The polymerase chain reaction test campus will use is well-validated for COVID-19 diagnostics and relies on detecting the genetic material of the virus from nasal swab samples collected from symptomatic and asymptomatic people. It’s also a test WVDL is familiar with running because many viral diseases that affect animals, including other coronaviruses related to COVID-19, are detected using PCR.
Doing in-house testing, says Jan Klawitter, public affairs manager at WSLH, will help keep costs down relative to sending samples to a commercial lab.
Thanks to its close relationship with Public Health Madison and Dane County, UHS will facilitate ongoing communications with local and statewide health officials, sharing campus-level data. It will continue to connect students with testing, hire additional health care and public health providers to assist in case management, and perform contract tracing to help identify anyone exposed to individuals on campus who may test positive for COVID-19.
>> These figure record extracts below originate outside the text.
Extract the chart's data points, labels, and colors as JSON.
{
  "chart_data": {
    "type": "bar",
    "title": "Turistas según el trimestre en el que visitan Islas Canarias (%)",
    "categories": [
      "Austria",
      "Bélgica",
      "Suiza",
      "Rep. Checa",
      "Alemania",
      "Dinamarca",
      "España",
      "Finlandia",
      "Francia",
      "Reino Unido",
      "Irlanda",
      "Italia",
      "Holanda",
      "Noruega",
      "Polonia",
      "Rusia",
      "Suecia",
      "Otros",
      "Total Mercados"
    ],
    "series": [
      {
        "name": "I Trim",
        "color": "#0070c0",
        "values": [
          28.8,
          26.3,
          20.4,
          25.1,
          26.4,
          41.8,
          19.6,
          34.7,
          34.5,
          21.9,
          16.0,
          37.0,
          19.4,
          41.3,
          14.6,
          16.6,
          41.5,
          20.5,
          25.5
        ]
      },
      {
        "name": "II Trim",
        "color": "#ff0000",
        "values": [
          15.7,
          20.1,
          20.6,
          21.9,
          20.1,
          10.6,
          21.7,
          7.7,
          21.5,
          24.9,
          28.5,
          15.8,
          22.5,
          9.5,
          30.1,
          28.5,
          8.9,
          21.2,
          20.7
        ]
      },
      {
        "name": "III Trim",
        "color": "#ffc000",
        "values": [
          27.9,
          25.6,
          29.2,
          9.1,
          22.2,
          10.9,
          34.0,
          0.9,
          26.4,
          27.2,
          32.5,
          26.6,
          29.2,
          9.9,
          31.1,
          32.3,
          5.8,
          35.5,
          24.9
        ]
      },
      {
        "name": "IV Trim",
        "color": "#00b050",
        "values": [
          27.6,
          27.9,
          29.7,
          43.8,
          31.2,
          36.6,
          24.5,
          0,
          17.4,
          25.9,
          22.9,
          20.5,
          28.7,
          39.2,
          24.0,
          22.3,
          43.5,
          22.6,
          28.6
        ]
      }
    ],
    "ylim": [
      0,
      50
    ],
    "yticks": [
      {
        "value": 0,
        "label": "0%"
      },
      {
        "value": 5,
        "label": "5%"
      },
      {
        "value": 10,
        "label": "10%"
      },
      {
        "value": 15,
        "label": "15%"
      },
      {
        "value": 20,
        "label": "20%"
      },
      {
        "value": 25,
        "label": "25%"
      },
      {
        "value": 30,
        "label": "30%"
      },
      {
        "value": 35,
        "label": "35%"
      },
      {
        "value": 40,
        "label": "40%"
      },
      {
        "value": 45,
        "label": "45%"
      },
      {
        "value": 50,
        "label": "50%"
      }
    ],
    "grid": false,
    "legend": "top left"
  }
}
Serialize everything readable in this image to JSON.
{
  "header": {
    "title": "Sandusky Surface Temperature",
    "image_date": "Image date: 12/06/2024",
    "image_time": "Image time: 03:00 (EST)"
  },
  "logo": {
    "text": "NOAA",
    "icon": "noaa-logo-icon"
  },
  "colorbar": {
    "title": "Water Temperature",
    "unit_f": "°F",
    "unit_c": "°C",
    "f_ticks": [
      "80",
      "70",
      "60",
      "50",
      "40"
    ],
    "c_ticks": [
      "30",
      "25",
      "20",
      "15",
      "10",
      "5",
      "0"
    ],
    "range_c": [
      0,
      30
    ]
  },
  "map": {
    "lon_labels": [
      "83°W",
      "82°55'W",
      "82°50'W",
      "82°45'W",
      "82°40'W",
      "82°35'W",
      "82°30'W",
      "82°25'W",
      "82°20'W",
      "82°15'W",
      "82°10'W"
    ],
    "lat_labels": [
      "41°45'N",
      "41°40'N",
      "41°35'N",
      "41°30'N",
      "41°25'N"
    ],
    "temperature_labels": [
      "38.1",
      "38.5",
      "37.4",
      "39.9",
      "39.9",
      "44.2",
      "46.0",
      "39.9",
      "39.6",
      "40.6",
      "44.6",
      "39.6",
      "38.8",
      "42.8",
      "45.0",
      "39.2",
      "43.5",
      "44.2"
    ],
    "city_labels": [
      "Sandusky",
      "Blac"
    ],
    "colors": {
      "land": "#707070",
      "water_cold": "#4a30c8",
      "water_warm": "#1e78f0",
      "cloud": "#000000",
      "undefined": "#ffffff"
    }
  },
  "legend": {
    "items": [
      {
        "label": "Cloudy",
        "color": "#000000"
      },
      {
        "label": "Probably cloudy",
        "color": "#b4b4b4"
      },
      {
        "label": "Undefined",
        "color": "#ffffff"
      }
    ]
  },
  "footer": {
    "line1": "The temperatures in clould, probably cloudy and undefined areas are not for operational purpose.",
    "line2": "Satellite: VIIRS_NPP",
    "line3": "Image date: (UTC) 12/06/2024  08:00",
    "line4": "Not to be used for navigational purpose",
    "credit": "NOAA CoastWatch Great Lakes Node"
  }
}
However, the testing leaders say, individual behaviors will ultimately guide the trajectory of the fall semester. Testing is intended to help keep abreast of and inform those developments.
“Public Health Madison and Dane County has shown a commitment to providing widespread testing and we are glad to join them as partners in helping keep our community safe,” Baggott says. “As (viral) activity comes on and students come back, that will stress the human diagnostic capacity. That’s why we need to do our part … People’s individual actions contribute to our success and failure, and the more data we have, the more ability we have to reinforce that locally.”
In addition to campus testing, with more details to be announced soon, students can contact UHS if they need a COVID-19 test. Members of the campus community, including students, can also pursue free COVID-19 testing at the Alliant Energy Center, at least through August 31, 2020, and at community sites throughout the city and county. Additionally, symptomatic individuals may seek testing through their medical providers.
COVID-19 symptoms include: Fever or chills, cough, shortness of breath or difficulty breathing, fatigue, muscle or body aches, headache, new loss of taste or smell, sore throat, congestion or runny nose, nausea or vomiting, diarrhea. Symptoms may appear two-to- 14 days after exposure to the virus.
Other partners in campus testing include the Office for Research and Graduate Education, the Office of Legal Affairs and UW System.